Behn was an outspoken supporter of James, and she objected to the moves being made against him to limit his power. Oroonoko can be read as a paean to monarchical power, and therefore as a critique of the people who would curtail royal the royal prerogative.
As Catherine Gallagher notes in her Bedford Cultural Edition of Oroonoko, the first part of the book is in the genre of the "Oriental Romance," even though Oroonoko lives in West Africa in a country called Coramantien (modern day Ghana). In this genre, a nasty, terrible, despotic king kidnaps the virginal, beautiful, virtuous love interest of the hero. The hero has to break into the harem where his lady is held captive and help her escape. This genre is especially associated with "oriental" spaces of the near (Turkey), middle (Arabia), and far east (India). Students can recognize this narrative from modern-day pop culture, especially Disney's Aladdin.
Using maps to consider the spaces of the story is actually a great way to conceptualize how Behn is establishing certain key spaces in her story, while also implicitly including England in her discussion.
Although Behn wrote many plays during her lifetime, she chose to write Oroonoko in narrative prose instead of as a play. It was, however, almost immediately adapted into dramatic form by Thomas Southerne, with a major change to the original story: In Southerne's version of the play, Imoinda is white. How does that change things? Obviously, Southerne would be creating associations between Oroonoko and Othello, but what does that do to the way that we see Imoinda as a character?

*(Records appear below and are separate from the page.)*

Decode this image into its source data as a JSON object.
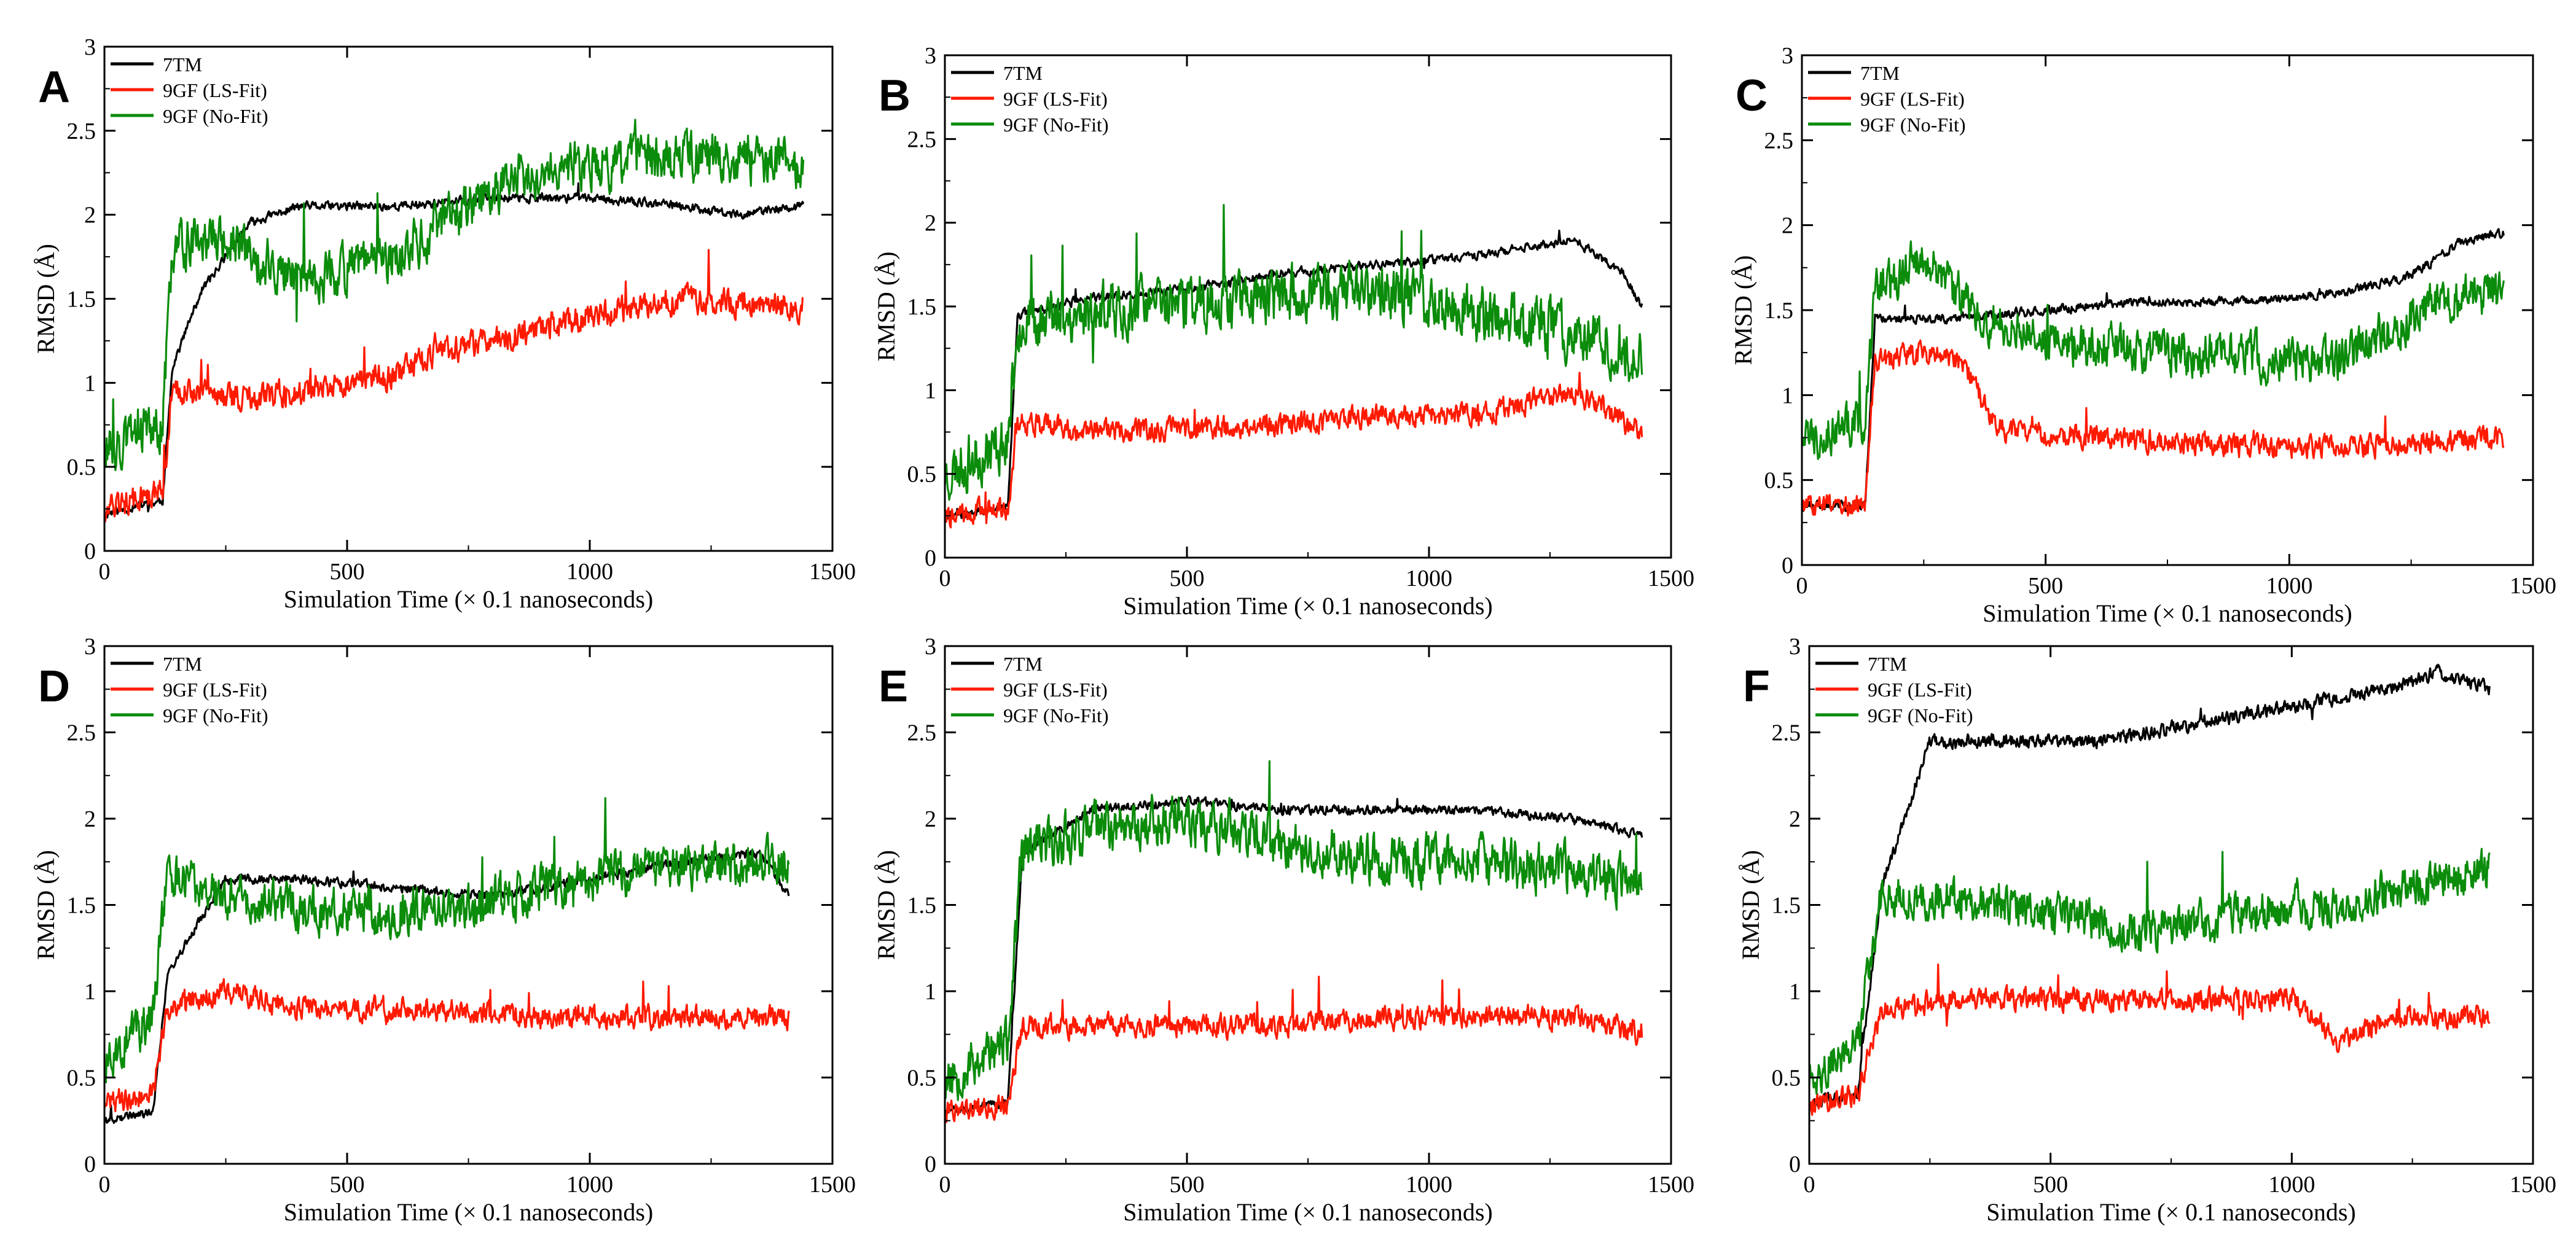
{
  "figure": {
    "panel_count": 6,
    "colors": {
      "7TM": "#000000",
      "9GF (LS-Fit)": "#ff1a00",
      "9GF (No-Fit)": "#0b8c0b"
    }
  },
  "chart_data": [
    {
      "panel": "A",
      "type": "line",
      "xlabel": "Simulation Time (× 0.1 nanoseconds)",
      "ylabel": "RMSD (Å)",
      "xlim": [
        0,
        1500
      ],
      "ylim": [
        0,
        3
      ],
      "xticks": [
        "0",
        "500",
        "1000",
        "1500"
      ],
      "yticks": [
        "0",
        "0.5",
        "1",
        "1.5",
        "2",
        "2.5",
        "3"
      ],
      "legend_location": "top-left",
      "grid": false,
      "series": [
        {
          "name": "7TM",
          "color": "#000000",
          "noise": 0.04,
          "seed": 11,
          "x": [
            0,
            120,
            140,
            200,
            300,
            400,
            600,
            800,
            1000,
            1200,
            1300,
            1440
          ],
          "y": [
            0.22,
            0.3,
            1.1,
            1.55,
            1.95,
            2.05,
            2.05,
            2.1,
            2.1,
            2.05,
            2.0,
            2.05
          ]
        },
        {
          "name": "9GF (LS-Fit)",
          "color": "#ff1a00",
          "noise": 0.12,
          "seed": 12,
          "x": [
            0,
            120,
            140,
            300,
            500,
            600,
            700,
            800,
            1000,
            1200,
            1440
          ],
          "y": [
            0.25,
            0.35,
            0.95,
            0.9,
            1.0,
            1.05,
            1.2,
            1.25,
            1.4,
            1.5,
            1.45
          ]
        },
        {
          "name": "9GF (No-Fit)",
          "color": "#0b8c0b",
          "noise": 0.22,
          "seed": 13,
          "x": [
            0,
            120,
            140,
            200,
            400,
            600,
            800,
            900,
            1000,
            1200,
            1440
          ],
          "y": [
            0.6,
            0.75,
            1.8,
            1.9,
            1.6,
            1.75,
            2.15,
            2.3,
            2.3,
            2.35,
            2.3
          ]
        }
      ]
    },
    {
      "panel": "B",
      "type": "line",
      "xlabel": "Simulation Time (× 0.1 nanoseconds)",
      "ylabel": "RMSD (Å)",
      "xlim": [
        0,
        1500
      ],
      "ylim": [
        0,
        3
      ],
      "xticks": [
        "0",
        "500",
        "1000",
        "1500"
      ],
      "yticks": [
        "0",
        "0.5",
        "1",
        "1.5",
        "2",
        "2.5",
        "3"
      ],
      "legend_location": "top-left",
      "grid": false,
      "series": [
        {
          "name": "7TM",
          "color": "#000000",
          "noise": 0.04,
          "seed": 21,
          "x": [
            0,
            130,
            150,
            300,
            500,
            700,
            900,
            1100,
            1300,
            1400,
            1440
          ],
          "y": [
            0.25,
            0.3,
            1.45,
            1.55,
            1.6,
            1.7,
            1.75,
            1.8,
            1.9,
            1.7,
            1.5
          ]
        },
        {
          "name": "9GF (LS-Fit)",
          "color": "#ff1a00",
          "noise": 0.1,
          "seed": 22,
          "x": [
            0,
            130,
            150,
            400,
            700,
            900,
            1100,
            1300,
            1440
          ],
          "y": [
            0.25,
            0.3,
            0.8,
            0.75,
            0.8,
            0.85,
            0.85,
            1.0,
            0.75
          ]
        },
        {
          "name": "9GF (No-Fit)",
          "color": "#0b8c0b",
          "noise": 0.25,
          "seed": 23,
          "x": [
            0,
            130,
            150,
            400,
            600,
            900,
            1100,
            1300,
            1440
          ],
          "y": [
            0.5,
            0.7,
            1.4,
            1.5,
            1.55,
            1.6,
            1.45,
            1.35,
            1.2
          ]
        }
      ]
    },
    {
      "panel": "C",
      "type": "line",
      "xlabel": "Simulation Time (× 0.1 nanoseconds)",
      "ylabel": "RMSD (Å)",
      "xlim": [
        0,
        1500
      ],
      "ylim": [
        0,
        3
      ],
      "xticks": [
        "0",
        "500",
        "1000",
        "1500"
      ],
      "yticks": [
        "0",
        "0.5",
        "1",
        "1.5",
        "2",
        "2.5",
        "3"
      ],
      "legend_location": "top-left",
      "grid": false,
      "series": [
        {
          "name": "7TM",
          "color": "#000000",
          "noise": 0.04,
          "seed": 31,
          "x": [
            0,
            130,
            150,
            300,
            500,
            700,
            900,
            1100,
            1250,
            1350,
            1440
          ],
          "y": [
            0.35,
            0.35,
            1.45,
            1.45,
            1.5,
            1.55,
            1.55,
            1.6,
            1.7,
            1.9,
            1.95
          ]
        },
        {
          "name": "9GF (LS-Fit)",
          "color": "#ff1a00",
          "noise": 0.1,
          "seed": 32,
          "x": [
            0,
            130,
            150,
            250,
            330,
            400,
            600,
            900,
            1200,
            1440
          ],
          "y": [
            0.35,
            0.35,
            1.2,
            1.25,
            1.2,
            0.8,
            0.75,
            0.7,
            0.7,
            0.75
          ]
        },
        {
          "name": "9GF (No-Fit)",
          "color": "#0b8c0b",
          "noise": 0.2,
          "seed": 33,
          "x": [
            0,
            130,
            150,
            250,
            350,
            500,
            800,
            1100,
            1300,
            1440
          ],
          "y": [
            0.75,
            0.85,
            1.6,
            1.8,
            1.5,
            1.3,
            1.25,
            1.2,
            1.55,
            1.6
          ]
        }
      ]
    },
    {
      "panel": "D",
      "type": "line",
      "xlabel": "Simulation Time (× 0.1 nanoseconds)",
      "ylabel": "RMSD (Å)",
      "xlim": [
        0,
        1500
      ],
      "ylim": [
        0,
        3
      ],
      "xticks": [
        "0",
        "500",
        "1000",
        "1500"
      ],
      "yticks": [
        "0",
        "0.5",
        "1",
        "1.5",
        "2",
        "2.5",
        "3"
      ],
      "legend_location": "top-left",
      "grid": false,
      "series": [
        {
          "name": "7TM",
          "color": "#000000",
          "noise": 0.04,
          "seed": 41,
          "x": [
            0,
            100,
            130,
            250,
            400,
            600,
            800,
            1000,
            1200,
            1350,
            1410
          ],
          "y": [
            0.25,
            0.3,
            1.1,
            1.65,
            1.65,
            1.6,
            1.55,
            1.65,
            1.75,
            1.8,
            1.55
          ]
        },
        {
          "name": "9GF (LS-Fit)",
          "color": "#ff1a00",
          "noise": 0.1,
          "seed": 42,
          "x": [
            0,
            100,
            130,
            250,
            400,
            600,
            900,
            1200,
            1410
          ],
          "y": [
            0.35,
            0.4,
            0.9,
            1.0,
            0.9,
            0.9,
            0.85,
            0.85,
            0.85
          ]
        },
        {
          "name": "9GF (No-Fit)",
          "color": "#0b8c0b",
          "noise": 0.2,
          "seed": 43,
          "x": [
            0,
            100,
            130,
            300,
            500,
            700,
            900,
            1100,
            1300,
            1410
          ],
          "y": [
            0.6,
            0.85,
            1.7,
            1.5,
            1.45,
            1.45,
            1.6,
            1.7,
            1.75,
            1.75
          ]
        }
      ]
    },
    {
      "panel": "E",
      "type": "line",
      "xlabel": "Simulation Time (× 0.1 nanoseconds)",
      "ylabel": "RMSD (Å)",
      "xlim": [
        0,
        1500
      ],
      "ylim": [
        0,
        3
      ],
      "xticks": [
        "0",
        "500",
        "1000",
        "1500"
      ],
      "yticks": [
        "0",
        "0.5",
        "1",
        "1.5",
        "2",
        "2.5",
        "3"
      ],
      "legend_location": "top-left",
      "grid": false,
      "series": [
        {
          "name": "7TM",
          "color": "#000000",
          "noise": 0.04,
          "seed": 51,
          "x": [
            0,
            130,
            160,
            300,
            500,
            700,
            900,
            1100,
            1300,
            1440
          ],
          "y": [
            0.3,
            0.35,
            1.8,
            2.05,
            2.1,
            2.05,
            2.05,
            2.05,
            2.0,
            1.9
          ]
        },
        {
          "name": "9GF (LS-Fit)",
          "color": "#ff1a00",
          "noise": 0.1,
          "seed": 52,
          "x": [
            0,
            130,
            160,
            400,
            700,
            900,
            1100,
            1300,
            1440
          ],
          "y": [
            0.3,
            0.35,
            0.8,
            0.8,
            0.8,
            0.85,
            0.85,
            0.85,
            0.75
          ]
        },
        {
          "name": "9GF (No-Fit)",
          "color": "#0b8c0b",
          "noise": 0.22,
          "seed": 53,
          "x": [
            0,
            130,
            160,
            300,
            500,
            700,
            900,
            1100,
            1300,
            1440
          ],
          "y": [
            0.5,
            0.7,
            1.8,
            1.95,
            2.0,
            1.85,
            1.75,
            1.75,
            1.7,
            1.6
          ]
        }
      ]
    },
    {
      "panel": "F",
      "type": "line",
      "xlabel": "Simulation Time (× 0.1 nanoseconds)",
      "ylabel": "RMSD (Å)",
      "xlim": [
        0,
        1500
      ],
      "ylim": [
        0,
        3
      ],
      "xticks": [
        "0",
        "500",
        "1000",
        "1500"
      ],
      "yticks": [
        "0",
        "0.5",
        "1",
        "1.5",
        "2",
        "2.5",
        "3"
      ],
      "legend_location": "top-left",
      "grid": false,
      "series": [
        {
          "name": "7TM",
          "color": "#000000",
          "noise": 0.06,
          "seed": 61,
          "x": [
            0,
            100,
            150,
            250,
            400,
            600,
            800,
            1000,
            1200,
            1300,
            1410
          ],
          "y": [
            0.35,
            0.4,
            1.6,
            2.45,
            2.45,
            2.45,
            2.55,
            2.65,
            2.75,
            2.85,
            2.75
          ]
        },
        {
          "name": "9GF (LS-Fit)",
          "color": "#ff1a00",
          "noise": 0.1,
          "seed": 62,
          "x": [
            0,
            100,
            150,
            300,
            500,
            800,
            1000,
            1100,
            1200,
            1410
          ],
          "y": [
            0.35,
            0.4,
            0.9,
            0.95,
            0.95,
            0.95,
            0.95,
            0.7,
            0.85,
            0.85
          ]
        },
        {
          "name": "9GF (No-Fit)",
          "color": "#0b8c0b",
          "noise": 0.18,
          "seed": 63,
          "x": [
            0,
            100,
            150,
            300,
            500,
            700,
            900,
            1100,
            1300,
            1410
          ],
          "y": [
            0.5,
            0.7,
            1.55,
            1.55,
            1.45,
            1.35,
            1.45,
            1.5,
            1.65,
            1.7
          ]
        }
      ]
    }
  ]
}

I think it's especially important to consider reception theory too. Behn has become an important figure of study because of Virigina Woolf's praise of her in A Room of One's Own and because of the important work of feminist scholars in the 1980s to include more women writers in the literary canon. But for a very, very long time, Behn was a marginalized object of study despite her popularity during her lifetime. In many ways, Thomas Southerne's version of the story--the one with a white Imoinda--is the one that people knew for centuries. Why was this version received better--because of the gender of the author or because the "desirable" black woman was threatening to the original audience?
This old dead hero had one only daughter left of his race, a beauty, that to describe her truly, one need say only, she was female to the noble male; the beautiful black Venus to our young Mars; as charming in her person as he, and of delicate virtues. I have seen a hundred white men sighing after her, and making a thousand vows at her feet, all in vain, and unsuccessful. And she was indeed too great for any but a prince of her own nation to adore.
What I want to do is ask students to think about Behn as negotiating a space between Bandele and Southerne in terms of Imoinda's character, and to think about what that might mean. In all three texts, what kind of character is Imoinda? Compare and contrast the narrator in Behn's text to Imoinda: how is each character preserving Oroonoko's legacy? Are they in competition with each other? How is femininity constructed in these various iterations of Imoinda's character and in Behn's narrator?
One last note:
I recommend that you skim through Jack Lynch's annotated bibliography of Behn criticism. It's out of date, but it is still useful for catching up on some of the early debates about Behn's text.